Main Article Content

Nasser Ali Mohammed Alshammari, Adel Mousa Alreshidi, Muteb Shujaa Matla Alotaibi, Fadel Ahmed Algarni, Mohammed Munahi Albaqami, Abdulrahman Saeed Muhji Alsulami, Hussain Saleh Salem Lasloom, Sayil Saleh Sayil Alkhiyari, Anwar Qasem Khalid Alanazi, Wejdan Alqahtani

Abstract

Night work is indispensable for hospital continuity, yet it exposes healthcare workers to persistent circadian misalignment and chronic sleep loss. These conditions are increasingly recognized as determinants of psychological distress and degraded occupational performance. This paper synthesizes evidence on how night shifts and sustained sleep deprivation influence mental health outcomes—stress, anxiety, depressive symptoms, burnout, and sleep-related disorders—alongside cognitive and behavioral changes that reduce job performance and threaten patient safety. The review highlights mechanistic pathways involving circadian disruption, neuroendocrine stress activation, inflammatory signaling, and impaired executive function. Workplace factors such as high workload, reduced staffing at night, limited supervision, and poor recovery time amplify risks, while individual factors (chronotype, family responsibilities, baseline sleep health) shape vulnerability and resilience.

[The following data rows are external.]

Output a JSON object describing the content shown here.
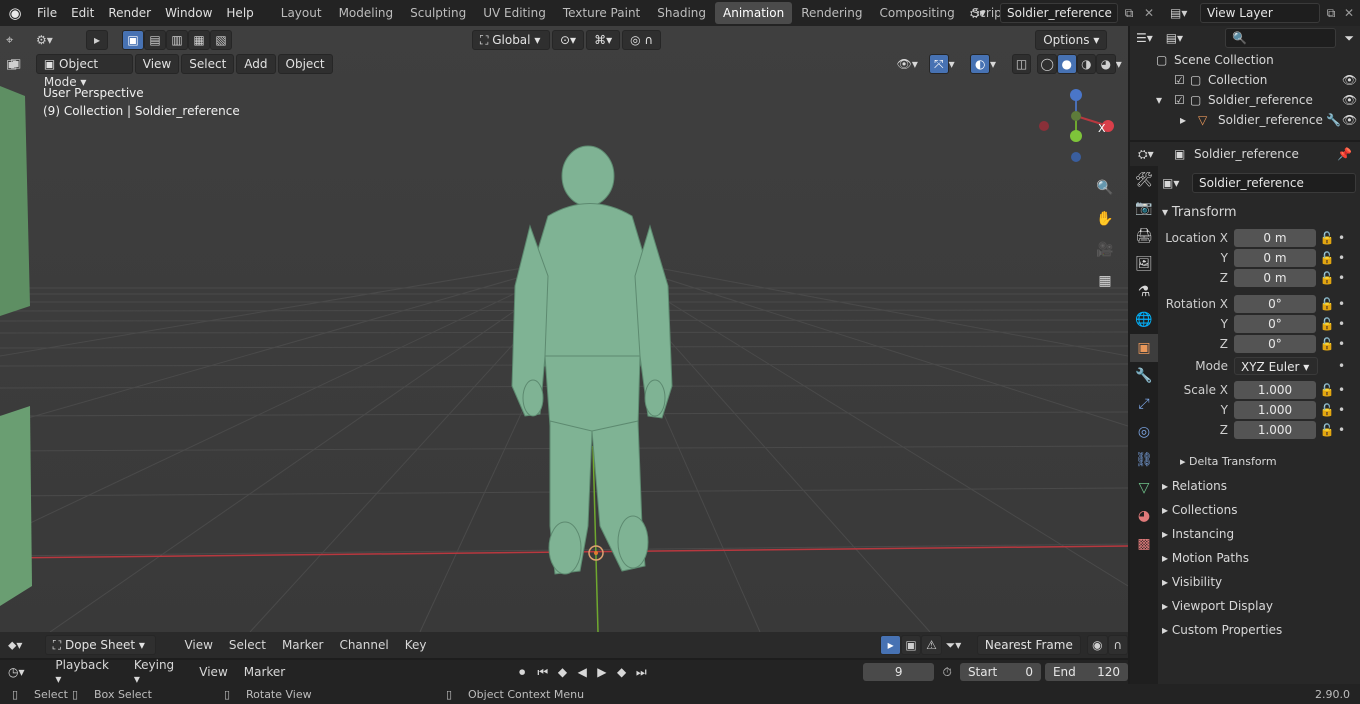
{
  "topbar": {
    "menus": [
      "File",
      "Edit",
      "Render",
      "Window",
      "Help"
    ],
    "workspaces": [
      "Layout",
      "Modeling",
      "Sculpting",
      "UV Editing",
      "Texture Paint",
      "Shading",
      "Animation",
      "Rendering",
      "Compositing",
      "Scripting"
    ],
    "active_workspace": "Animation",
    "scene_name": "Soldier_reference",
    "view_layer": "View Layer"
  },
  "viewport": {
    "mode": "Object Mode",
    "menus": [
      "View",
      "Select",
      "Add",
      "Object"
    ],
    "transform_orientation": "Global",
    "options_label": "Options",
    "overlay_line1": "User Perspective",
    "overlay_line2": "(9) Collection | Soldier_reference",
    "gizmo_x": "X",
    "colors": {
      "bg": "#3d3d3d",
      "figure": "#7fb394",
      "axis_x": "#b8383f",
      "axis_y": "#6fa82f"
    }
  },
  "outliner": {
    "scene_collection": "Scene Collection",
    "rows": [
      {
        "label": "Collection"
      },
      {
        "label": "Soldier_reference"
      },
      {
        "label": "Soldier_reference"
      }
    ]
  },
  "properties": {
    "object_name": "Soldier_reference",
    "object_field": "Soldier_reference",
    "transform_header": "Transform",
    "location": [
      {
        "label": "Location X",
        "value": "0 m"
      },
      {
        "label": "Y",
        "value": "0 m"
      },
      {
        "label": "Z",
        "value": "0 m"
      }
    ],
    "rotation": [
      {
        "label": "Rotation X",
        "value": "0°"
      },
      {
        "label": "Y",
        "value": "0°"
      },
      {
        "label": "Z",
        "value": "0°"
      }
    ],
    "mode_label": "Mode",
    "mode_value": "XYZ Euler",
    "scale": [
      {
        "label": "Scale X",
        "value": "1.000"
      },
      {
        "label": "Y",
        "value": "1.000"
      },
      {
        "label": "Z",
        "value": "1.000"
      }
    ],
    "delta_transform": "Delta Transform",
    "panels": [
      "Relations",
      "Collections",
      "Instancing",
      "Motion Paths",
      "Visibility",
      "Viewport Display",
      "Custom Properties"
    ]
  },
  "dopesheet": {
    "editor": "Dope Sheet",
    "menus": [
      "View",
      "Select",
      "Marker",
      "Channel",
      "Key"
    ],
    "snap": "Nearest Frame"
  },
  "timeline": {
    "playback": "Playback",
    "keying": "Keying",
    "menus": [
      "View",
      "Marker"
    ],
    "current_frame": "9",
    "start_label": "Start",
    "start": "0",
    "end_label": "End",
    "end": "120"
  },
  "status": {
    "select": "Select",
    "box_select": "Box Select",
    "rotate_view": "Rotate View",
    "context_menu": "Object Context Menu",
    "version": "2.90.0"
  }
}
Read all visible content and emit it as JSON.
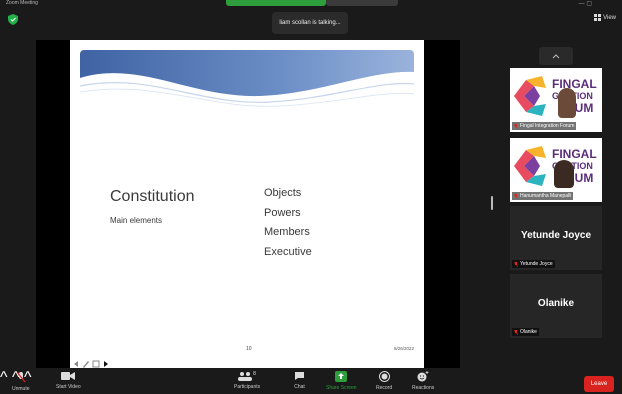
{
  "window": {
    "title": "Zoom Meeting"
  },
  "talking_indicator": "liam scollan is talking...",
  "view_button": "View",
  "slide": {
    "title": "Constitution",
    "subtitle": "Main elements",
    "items": [
      "Objects",
      "Powers",
      "Members",
      "Executive"
    ],
    "page_number": "10",
    "date": "8/26/2022",
    "banner_color": "#4a6ea8"
  },
  "participants": [
    {
      "name": "Fingal Integration Forum",
      "logo_lines": [
        "FINGAL",
        "GRATION",
        "RUM"
      ],
      "muted": true
    },
    {
      "name": "Hanumantha Manepalli",
      "logo_lines": [
        "FINGAL",
        "GRATION",
        "RUM"
      ],
      "muted": true
    },
    {
      "name": "Yetunde Joyce",
      "display": "Yetunde Joyce",
      "muted": true
    },
    {
      "name": "Olanike",
      "display": "Olanike",
      "muted": true
    }
  ],
  "toolbar": {
    "unmute": "Unmute",
    "start_video": "Start Video",
    "participants": "Participants",
    "participants_count": "8",
    "chat": "Chat",
    "share_screen": "Share Screen",
    "record": "Record",
    "reactions": "Reactions",
    "leave": "Leave"
  },
  "colors": {
    "share_green": "#2e9e3c",
    "leave_red": "#d9231e",
    "logo_purple": "#5a2d7a"
  }
}
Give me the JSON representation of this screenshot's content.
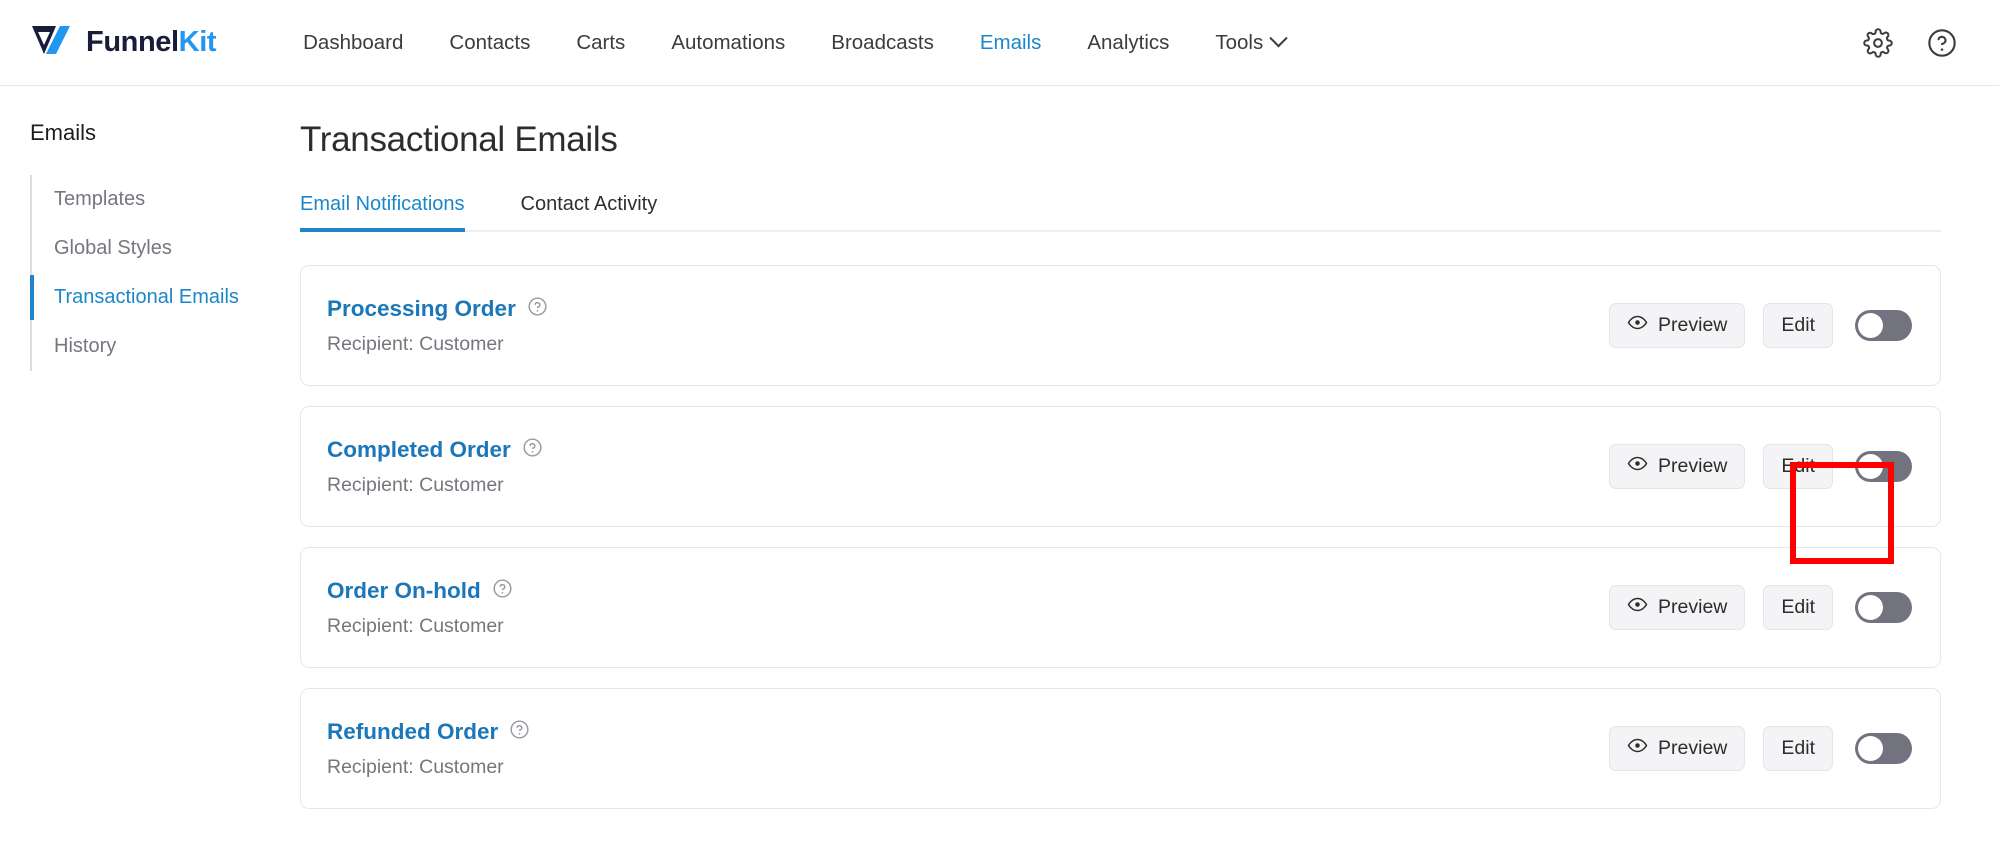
{
  "brand": {
    "name_part1": "Funnel",
    "name_part2": "Kit",
    "logo_icon": "funnelkit-logo-icon"
  },
  "topnav": {
    "items": [
      {
        "label": "Dashboard",
        "active": false,
        "has_chevron": false
      },
      {
        "label": "Contacts",
        "active": false,
        "has_chevron": false
      },
      {
        "label": "Carts",
        "active": false,
        "has_chevron": false
      },
      {
        "label": "Automations",
        "active": false,
        "has_chevron": false
      },
      {
        "label": "Broadcasts",
        "active": false,
        "has_chevron": false
      },
      {
        "label": "Emails",
        "active": true,
        "has_chevron": false
      },
      {
        "label": "Analytics",
        "active": false,
        "has_chevron": false
      },
      {
        "label": "Tools",
        "active": false,
        "has_chevron": true
      }
    ],
    "right_icons": [
      {
        "name": "gear-icon"
      },
      {
        "name": "help-circle-icon"
      }
    ]
  },
  "sidebar": {
    "title": "Emails",
    "items": [
      {
        "label": "Templates",
        "active": false
      },
      {
        "label": "Global Styles",
        "active": false
      },
      {
        "label": "Transactional Emails",
        "active": true
      },
      {
        "label": "History",
        "active": false
      }
    ]
  },
  "main": {
    "page_title": "Transactional Emails",
    "tabs": [
      {
        "label": "Email Notifications",
        "active": true
      },
      {
        "label": "Contact Activity",
        "active": false
      }
    ],
    "preview_label": "Preview",
    "edit_label": "Edit",
    "help_icon": "help-circle-icon",
    "eye_icon": "eye-icon",
    "cards": [
      {
        "title": "Processing Order",
        "recipient": "Recipient: Customer",
        "enabled": false,
        "highlighted": false
      },
      {
        "title": "Completed Order",
        "recipient": "Recipient: Customer",
        "enabled": false,
        "highlighted": true
      },
      {
        "title": "Order On-hold",
        "recipient": "Recipient: Customer",
        "enabled": false,
        "highlighted": false
      },
      {
        "title": "Refunded Order",
        "recipient": "Recipient: Customer",
        "enabled": false,
        "highlighted": false
      }
    ]
  },
  "annotation": {
    "target": "edit-button-completed-order",
    "color": "#ff0000"
  },
  "colors": {
    "accent_blue": "#1b87c9",
    "link_blue": "#1b77b8",
    "brand_navy": "#1b1b3a",
    "brand_blue": "#2196f3",
    "toggle_off": "#73737f",
    "muted_text": "#76767e"
  }
}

The paper also discusses practical, evidence-informed interventions at both organizational and individual levels, including fatigue-risk management systems, forward-rotating schedules, limits on consecutive night shifts, protected rest breaks, strategic napping, light management, mental health support, and screening for shift work disorder. Addressing the mental health burden of night work is critical for sustaining a healthy workforce, optimizing care quality, and strengthening patient safety culture.